A council’s ICT department has struggled to prioritise its workload in the face of increasing demand, according to a financial watchdog.

The Wales Audit Office made its comments into a report released yesterday into the operations of Flintshire County Council.

It found that the council had lost sight of its existing ICT strategy, focusing instead on narrowly-focused action plans.

It said: “The council has not managed well enough the connections between its asset management, ICT and people strategies and their implications for its financial planning. This indicates that the strategies have not fully supported the governance framework, as intended.”

In future, it said, a revised strategy for ICT should feed their financial implications into the council’s medium-term financial plan, and that the links with other strategies are considered.

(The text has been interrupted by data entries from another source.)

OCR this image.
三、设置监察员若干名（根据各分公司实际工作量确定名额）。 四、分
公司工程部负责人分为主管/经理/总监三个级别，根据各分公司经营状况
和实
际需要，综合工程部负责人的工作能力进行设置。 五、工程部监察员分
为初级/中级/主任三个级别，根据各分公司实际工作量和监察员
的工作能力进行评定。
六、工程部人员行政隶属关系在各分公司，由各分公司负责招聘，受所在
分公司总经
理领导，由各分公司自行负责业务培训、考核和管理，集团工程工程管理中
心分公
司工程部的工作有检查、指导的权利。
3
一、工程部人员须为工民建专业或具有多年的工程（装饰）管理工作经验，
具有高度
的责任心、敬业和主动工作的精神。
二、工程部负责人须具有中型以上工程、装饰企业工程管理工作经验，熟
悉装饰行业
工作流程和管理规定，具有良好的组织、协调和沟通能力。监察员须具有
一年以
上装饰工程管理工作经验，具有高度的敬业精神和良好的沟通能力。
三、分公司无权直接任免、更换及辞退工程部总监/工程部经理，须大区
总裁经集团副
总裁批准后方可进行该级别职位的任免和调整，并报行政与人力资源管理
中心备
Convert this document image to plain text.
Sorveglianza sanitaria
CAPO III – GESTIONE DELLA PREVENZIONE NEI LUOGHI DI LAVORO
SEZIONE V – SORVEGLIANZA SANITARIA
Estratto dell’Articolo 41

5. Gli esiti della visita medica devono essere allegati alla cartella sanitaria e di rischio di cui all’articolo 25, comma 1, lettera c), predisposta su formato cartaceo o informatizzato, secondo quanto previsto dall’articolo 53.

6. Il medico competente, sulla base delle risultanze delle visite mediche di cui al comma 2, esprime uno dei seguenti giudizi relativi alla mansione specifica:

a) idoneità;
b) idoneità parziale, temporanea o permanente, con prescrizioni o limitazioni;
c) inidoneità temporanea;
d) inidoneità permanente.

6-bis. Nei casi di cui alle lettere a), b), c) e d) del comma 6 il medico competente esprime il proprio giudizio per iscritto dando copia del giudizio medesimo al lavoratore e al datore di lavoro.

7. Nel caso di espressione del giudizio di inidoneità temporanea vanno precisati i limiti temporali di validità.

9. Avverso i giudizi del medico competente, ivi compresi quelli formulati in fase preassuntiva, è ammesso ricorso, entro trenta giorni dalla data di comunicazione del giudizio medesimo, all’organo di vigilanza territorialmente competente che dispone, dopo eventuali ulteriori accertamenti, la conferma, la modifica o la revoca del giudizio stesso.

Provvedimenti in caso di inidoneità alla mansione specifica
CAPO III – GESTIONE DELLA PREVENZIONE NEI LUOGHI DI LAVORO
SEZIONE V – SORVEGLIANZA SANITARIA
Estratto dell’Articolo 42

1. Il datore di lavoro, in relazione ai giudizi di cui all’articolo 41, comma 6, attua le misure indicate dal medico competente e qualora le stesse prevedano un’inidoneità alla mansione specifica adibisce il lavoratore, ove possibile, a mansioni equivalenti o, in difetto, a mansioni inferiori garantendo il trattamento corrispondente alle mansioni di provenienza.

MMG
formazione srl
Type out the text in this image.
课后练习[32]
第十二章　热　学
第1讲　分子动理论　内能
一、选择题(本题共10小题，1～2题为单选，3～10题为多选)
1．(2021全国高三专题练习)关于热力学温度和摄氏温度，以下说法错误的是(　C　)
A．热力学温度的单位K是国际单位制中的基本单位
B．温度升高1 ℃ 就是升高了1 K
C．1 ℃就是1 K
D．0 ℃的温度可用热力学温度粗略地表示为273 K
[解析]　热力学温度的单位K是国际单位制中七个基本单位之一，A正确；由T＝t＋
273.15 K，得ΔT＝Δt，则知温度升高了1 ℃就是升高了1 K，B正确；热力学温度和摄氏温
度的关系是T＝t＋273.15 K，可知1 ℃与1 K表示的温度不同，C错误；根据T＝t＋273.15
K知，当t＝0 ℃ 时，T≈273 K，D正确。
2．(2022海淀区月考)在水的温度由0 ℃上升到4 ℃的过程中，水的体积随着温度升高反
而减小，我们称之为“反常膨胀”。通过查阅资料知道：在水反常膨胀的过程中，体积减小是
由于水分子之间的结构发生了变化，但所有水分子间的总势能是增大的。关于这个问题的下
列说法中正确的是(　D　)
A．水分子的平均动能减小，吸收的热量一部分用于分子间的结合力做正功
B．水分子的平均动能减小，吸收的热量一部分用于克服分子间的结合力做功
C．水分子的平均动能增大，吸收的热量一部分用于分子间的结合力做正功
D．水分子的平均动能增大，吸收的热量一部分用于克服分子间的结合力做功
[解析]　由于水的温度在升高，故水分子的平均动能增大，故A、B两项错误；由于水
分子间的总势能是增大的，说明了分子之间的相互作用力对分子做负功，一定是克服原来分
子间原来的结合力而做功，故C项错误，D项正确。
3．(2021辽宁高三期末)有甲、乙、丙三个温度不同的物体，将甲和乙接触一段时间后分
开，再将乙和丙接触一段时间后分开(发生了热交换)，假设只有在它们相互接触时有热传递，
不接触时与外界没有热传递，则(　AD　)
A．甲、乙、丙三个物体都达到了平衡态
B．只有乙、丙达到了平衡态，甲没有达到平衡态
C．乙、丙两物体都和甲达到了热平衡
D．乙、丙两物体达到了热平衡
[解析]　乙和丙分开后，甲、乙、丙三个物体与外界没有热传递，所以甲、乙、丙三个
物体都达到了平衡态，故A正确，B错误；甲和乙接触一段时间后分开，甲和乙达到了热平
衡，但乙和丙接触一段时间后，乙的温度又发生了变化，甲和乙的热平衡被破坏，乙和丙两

The report also said that the quality of reports presented to council committees were too detailed or included unnecessary jargon, meaning that they can be difficult to understand for non-specialist members.

“For example, the ICT quarterly reports presented to cabinet and committees include helpful performance indicators relating to customer satisfaction,” it said. However, references to progress on larger projects relating to systems are vaguer and rely on members referring to previous reports to get an understanding of how projects have moved on or how much work remains.”

Despite the criticisms, the WAO said the council had made progress in some areas, including an improved website, and the introduction of a smartphone app.

In addition, Flintshire has also exploited technology effectively to improve access to services for those customers preferring face-to-face contact through the introduction of three “one stop shops” around the county.

A successful rationalisation of printers across council offices and the introduction of iPads for councillors have both saved money.

However, the service has struggled to meet the demand for change, leaving staff feeling frustrated with some aspects of the service.

“The upgrading and modernisation of some ICT systems have taken longer than expected, for example, and staff involved in the ‘agile working’ pilot have found difficulties in accessing the council’s ICT systems from their homes,” the report said.

The council has acknowledged that, in the past, it has been reluctant to define the intended benefits from large-scale technological projects.

However, a new operating model presents an opportunity to change this and ensure the ICT service reflects corporate priorities more explicitly, the report concluded.